Patching these walls that are tattered and worn trying to reclaim this life forlorn. Retouched, refinished the design is still the same. Maybe I’m not cut out to play this game. Nothing seems to work time and again. Cracks and imperfections are pushing through trying to hold it all together with a bottle of glue. Knowing it won’t work still I follow through. Caught in a web of my own design time no longer a friend of mine.

Try to climb my way out just won’t work no matter how much I SCREAM, CRY OR SHOUT. No one to hear me or save my soul. Turn the next corner end up grey and old. Can’t buy time back it’s not for sale gotta get what I can now or I won’t prevail.

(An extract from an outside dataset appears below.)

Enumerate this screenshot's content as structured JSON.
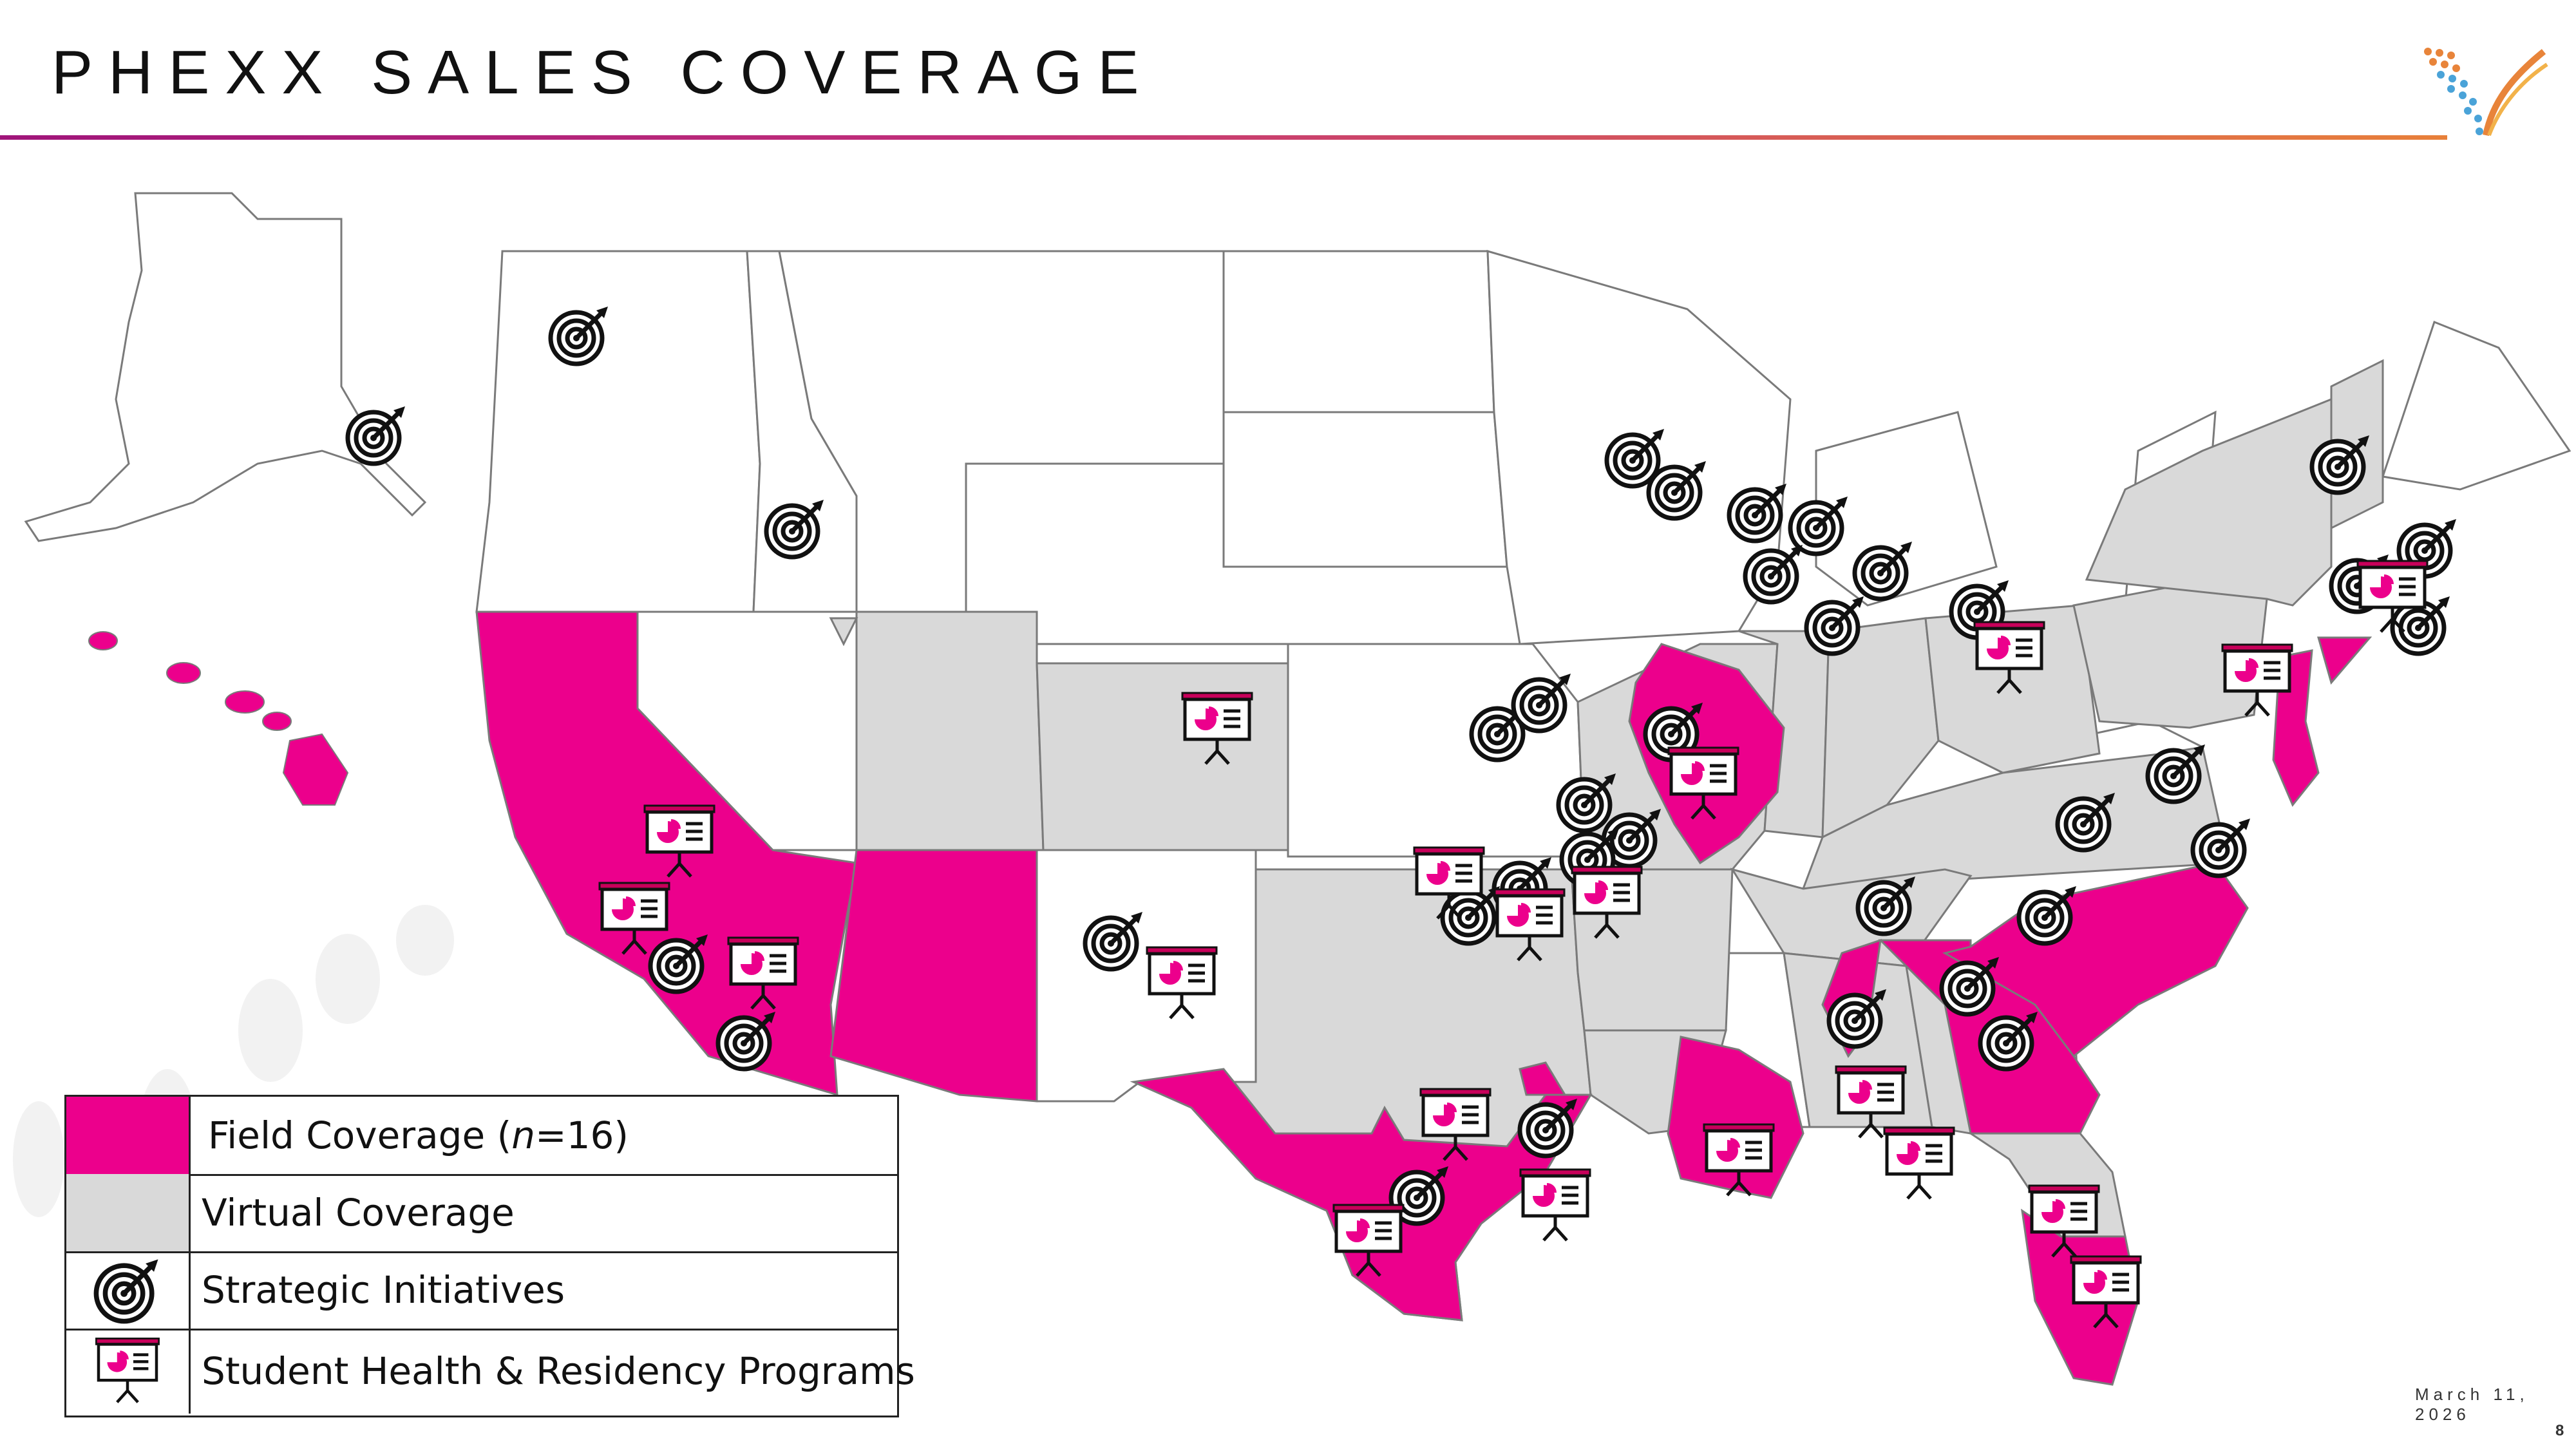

Black and white no shades of grey. No misinterpretation a life written and bound by false dictation. No editing, proofreading only false misleading. Chapter by chapter all the words running together makes no sense so it festers into shredded pieces in the wind. Trapped inside BOXED IN.

Smart person poor choices now all I hear are the screaming voices echoing inside these four walls of this boxed in existence. Turn to the left or the right end up back where I started. On the bottom piled upon dreams and desires never to be found. Stressed out, mixed up hitting these four walls ready to give up. SCREAM LOUD, CRY LONG hope this process will not be prolonged. Need peace and a sweet sleep some days hide under the covers waiting for silence to take over.

Many don’t understand keep looking from a far. Peeping over the edge with the door held ajar. Holding me in with the lid held so tight. Wanting more from me than I’m willing to give. Never enough until I’m WALLED and BOXED in. No matter the outcome I just won’t win. Caught in a web of my own design time no longer a friend of mine. What to do? Ask the question each day. Push the walls down brick by brick escape and run away.